How to solve the recursion: $f(n)=3-\frac{1}{f(n-1)}$?

Question

I have some problems with the recursion: $f(n) = 3 - \frac{1}{f(n-1)} $, and the initial is $f(1)= \frac{5}{2}$.

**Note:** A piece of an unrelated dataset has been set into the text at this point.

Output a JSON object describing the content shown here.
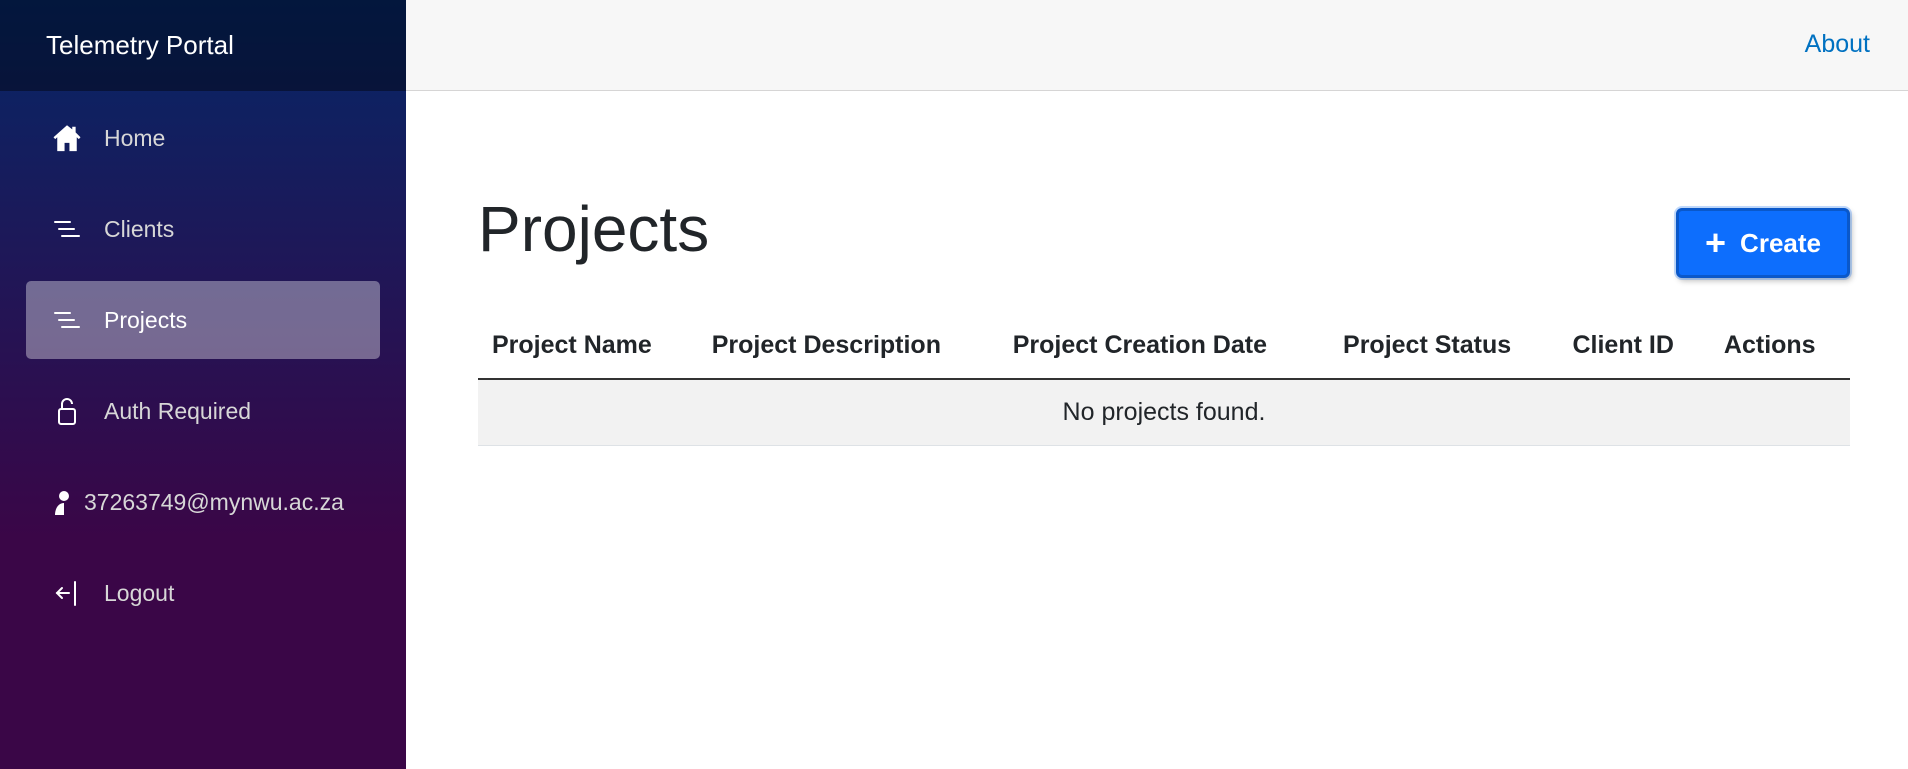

Can anyone give me some hints of this?Thanks!!!

Answer 1

The given equation is $$f(n)f(n-1)-3f(n-1)+1=0 \implies f(n-1)(f(n)-3)+1=0.$$ Let $$f(n)-3=\frac{g(n-1)}{g(n)},$$ then we get $$g(n)+3g(n-1)+g(n-2)=0.$$ Now we take $g(n)= x^n$, then $$x^2+3x+1=0 \implies x= a,b =\frac{-3 \pm \sqrt{5}}{2}$$ so $g(n)=p a^n+q b^n$. So $$f(n)=\frac{p a^{n-1}+ q b^{n-1}}{pa^n+qb^n}+3= \frac{1}{b}\frac{rc^{n-1}+1}{r c^n+1}+3, c=\frac{a}{b}=\frac{7-3\sqrt{5}}{2}, r=\frac{p}{q}$$ Now, if $f(1)=\frac{5}{2}$, then can find the value of $r$.